わたしの小説新潮日記

小説新潮の感想を中心としたブログです

真山仁「沈黙の代償」(最終回)小説新潮2012年10月号

 この作品は2011年12月号から連載されていて、連載当初から夢中になってしまった作品です。私は農業政策やバイオテクノロジーに関する知識はほとんどありませんでしたので、この作品に登場する用語や意義については、その都度、新たな知識を得る思いでした。このように無理なく知らない分野を垣間見ることができるのも総合小説雑誌のいいところです。これが一般の雑誌ですと関心がなければ飛ばしてしまいます。物語だから内容に踏み込めます。 

 たとえば、私が初めて知った言葉では、「ネオニコチノイド系農薬」「GMO(遺伝子組み換え作物)」などがあります。中国が大変な勢いで砂漠化しており、そのために猛烈な勢いでGMO開発や作物の買い付け、アフリカの用地買収に取り組んでいること、GMO開発には知的財産権がからんでいること、すなわち、他社が品種改良した種のDNAを解読し特許申請してしまうことなどがありました。 

 登場人物はネオニコチノイド系農薬開発者で主人公の平井宣顕(のぶあき)、養蜂家の代田悠介(ゆうすけ)、農水省の若手キャリア・秋田一恵、GMO推進を目論む国会議員の早乙女麗子などです。特に早乙女は傲慢でヒステリックでいかにも実在しそうな国会議員として描かれていました。これらの配役はわかりやすく、展開がスリリングで緊張感がありました。全体的にはNHKの土曜ドラマにでもなりそうなストーリーでした。(もっとも、このままテレビドラマ化したら、某女性国会議員からクレームが来そうです。) 

 最終回では、国民の支持を失っている総理大臣がGMO研究所設置法案と予算案を通してから、国会を解散してしまいます。何も決められないと揶揄されていた総理が充実感に輝いた顔をテレビが映し出しているところで物語を終えています。

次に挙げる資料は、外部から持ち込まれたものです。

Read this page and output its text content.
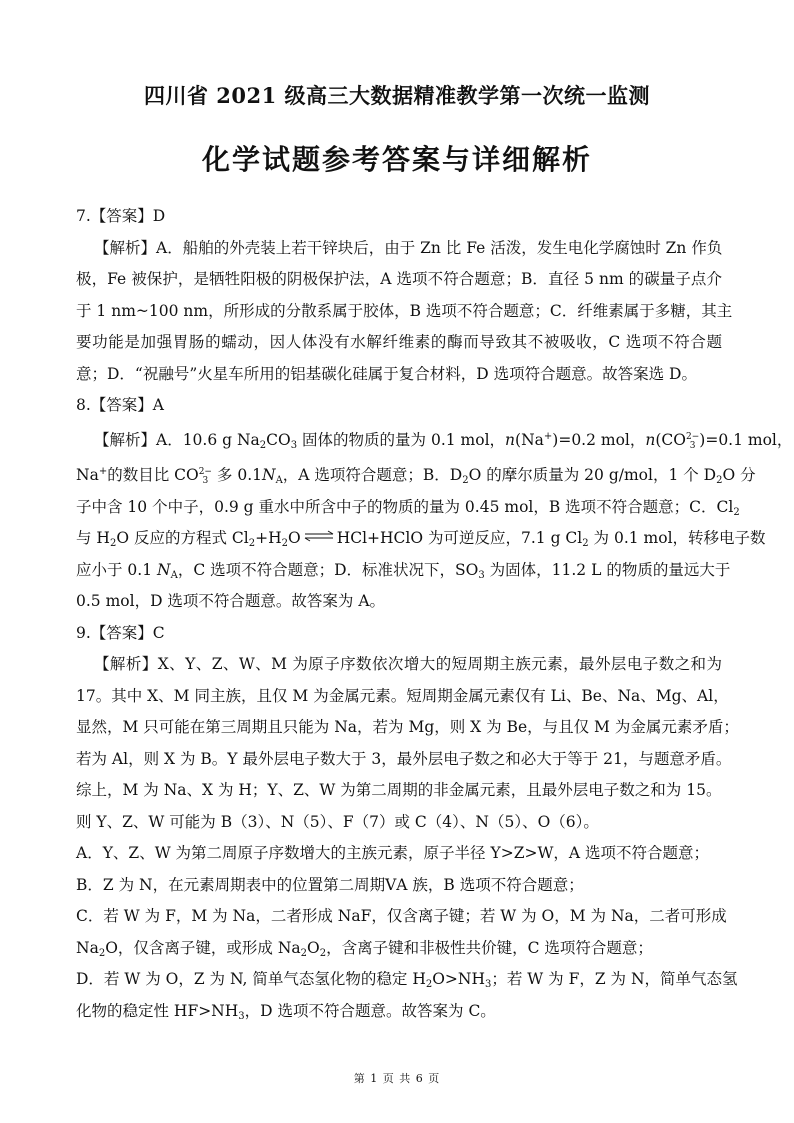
四川省 2021 级高三大数据精准教学第一次统一监测
化学试题参考答案与详细解析
7.【答案】D
【解析】A．船舶的外壳装上若干锌块后，由于 Zn 比 Fe 活泼，发生电化学腐蚀时 Zn 作负
极，Fe 被保护，是牺牲阳极的阴极保护法，A 选项不符合题意；B．直径 5 nm 的碳量子点介
于 1 nm~100 nm，所形成的分散系属于胶体，B 选项不符合题意；C．纤维素属于多糖，其主
要功能是加强胃肠的蠕动，因人体没有水解纤维素的酶而导致其不被吸收，C 选项不符合题
意；D．“祝融号”火星车所用的铝基碳化硅属于复合材料，D 选项符合题意。故答案选 D。
8.【答案】A
【解析】A．10.6 g $Na_2CO_3$ 固体的物质的量为 0.1 mol，n(Na+)=0.2 mol，n(CO 2−
3 )=0.1 mol，
Na+的数目比 CO 2−
3 多 $0.1N_A$，A 选项符合题意；B．$D_2O$ 的摩尔质量为 20 g/mol，1 个 $D_2O$ 分
子中含 10 个中子，0.9 g 重水中所含中子的物质的量为 0.45 mol，B 选项不符合题意；C．$Cl_2$
与 $H_2O$ 反应的方程式 $Cl_2+H_2O\rightleftharpoons HCl+HClO$ 为可逆反应，7.1 g $Cl_2$ 为 0.1 mol，转移电子数
应小于 0.1 $N_A$，C 选项不符合题意；D．标准状况下，$SO_3$ 为固体，11.2 L 的物质的量远大于
0.5 mol，D 选项不符合题意。故答案为 A。
9.【答案】C
【解析】X、Y、Z、W、M 为原子序数依次增大的短周期主族元素，最外层电子数之和为
17。其中 X、M 同主族，且仅 M 为金属元素。短周期金属元素仅有 Li、Be、Na、Mg、Al，
显然，M 只可能在第三周期且只能为 Na，若为 Mg，则 X 为 Be，与且仅 M 为金属元素矛盾；
若为 Al，则 X 为 B。Y 最外层电子数大于 3，最外层电子数之和必大于等于 21，与题意矛盾。
综上，M 为 Na、X 为 H；Y、Z、W 为第二周期的非金属元素，且最外层电子数之和为 15。
则 Y、Z、W 可能为 B（3）、N（5）、F（7）或 C（4）、N（5）、O（6）。
A．Y、Z、W 为第二周原子序数增大的主族元素，原子半径 Y>Z>W，A 选项不符合题意；
B．Z 为 N，在元素周期表中的位置第二周期ⅤA 族，B 选项不符合题意；
C．若 W 为 F，M 为 Na，二者形成 NaF，仅含离子键；若 W 为 O，M 为 Na，二者可形成
$Na_2O$，仅含离子键，或形成 $Na_2O_2$，含离子键和非极性共价键，C 选项符合题意；
D．若 W 为 O，Z 为 N, 简单气态氢化物的稳定 $H_2O>NH_3$；若 W 为 F，Z 为 N，简单气态氢
化物的稳定性 $HF>NH_3$，D 选项不符合题意。故答案为 C。
第 1 页 共 6 页
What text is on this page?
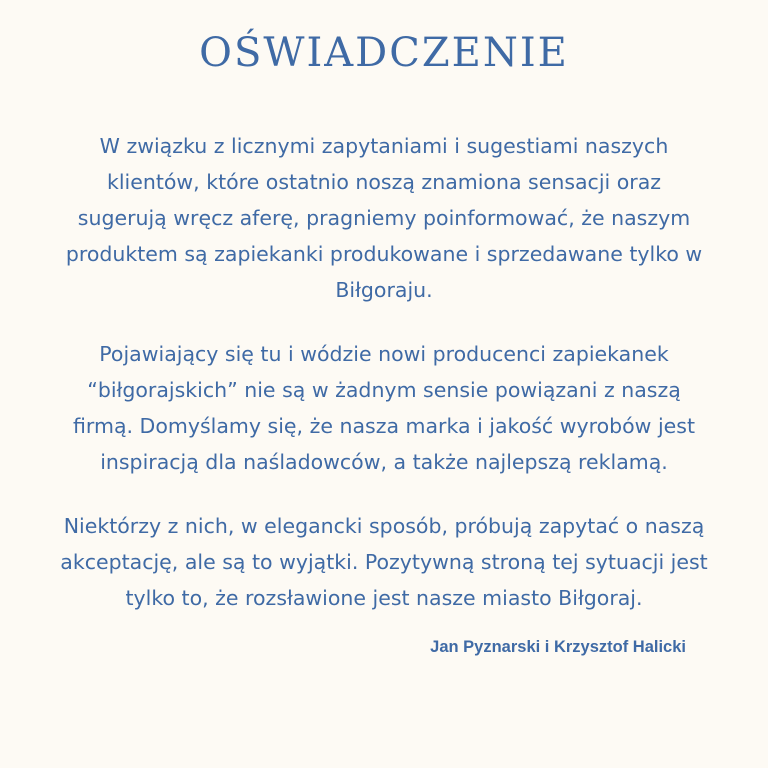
OŚWIADCZENIE

W związku z licznymi zapytaniami i sugestiami naszych
klientów, które ostatnio noszą znamiona sensacji oraz
sugerują wręcz aferę, pragniemy poinformować, że naszym
produktem są zapiekanki produkowane i sprzedawane tylko w
Biłgoraju.

Pojawiający się tu i wódzie nowi producenci zapiekanek
“biłgorajskich” nie są w żadnym sensie powiązani z naszą
firmą. Domyślamy się, że nasza marka i jakość wyrobów jest
inspiracją dla naśladowców, a także najlepszą reklamą.

Niektórzy z nich, w elegancki sposób, próbują zapytać o naszą
akceptację, ale są to wyjątki. Pozytywną stroną tej sytuacji jest
tylko to, że rozsławione jest nasze miasto Biłgoraj.

Jan Pyznarski i Krzysztof Halicki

最後のアイロニカルな描写は作者の遊び心ですね。 

 総じて、今月号はどの作品も展開に動きがあり読み応えがありました。そこで、今月号も私の好み順に連載作品のランキングを載せます。A群は好みの作品群です。B群も嫌いではありません。C群は好みから外れた作品です。

 なお、3位の「沈黙の代償(真山仁)以外に、1位「キアズマ」(近藤史恵)、2位「青空に広がる ふたつめの庭」(大崎梢)、16位「ファーストレディ」(篠田節子)、23位「彦山ガラガラ」(帚木蓬生)については別のページで感想を載せていますので、よろしければご覧ください。

 

A群

1位 「キアズマ」 近藤史恵(最終回)

2位 「青空に広がる ふたつめの庭」 大崎梢(最終話)

3位 「沈黙の代償」 真山仁(最終回)

4位 「波止場にて」 野中柊

5位 「獅子の城塞」 佐々木譲

6位 「海峡の絆」 熊谷達也

7位 「マテリアル・ライフ」 仙川環(新連載)

8位 「宰領 隠蔽捜査5」 今野敏

9位 「ここからはじまる」 はらだみずき

 

B群

10位 「神様が降りてくる」 白川道

11位 「底のないポケットⅣ 名前のない古道具屋の夜」 柴田よしき

12位 「ドンナ ビアンカ誉田哲也

13位 「十津川警部 新宮に徐福伝説の謎を追う」 西村京太郎

14位 「月光の誘惑」 赤川次郎

15位 「メイのいない五月」 杉山隆男

16位 「ファーストレディ」 篠田節子

17位 「うろこ」 千早茜

18位 「続・寺内貫太郎一家」 烏兎沼佳代

19位 「風屋敷の告白 還暦探偵」 藤田宜永

20位 「星夜航行」 飯嶋和一

21位 「べんけい飛脚」 山本一力

 

C群

22位 「島津戦記」 新城カズマ

23位 「彦山ガラガラ」 帚木蓬生

 

 以上で今月号の感想はおしまいです。11月号が刊行されましたら、また感想を書きます。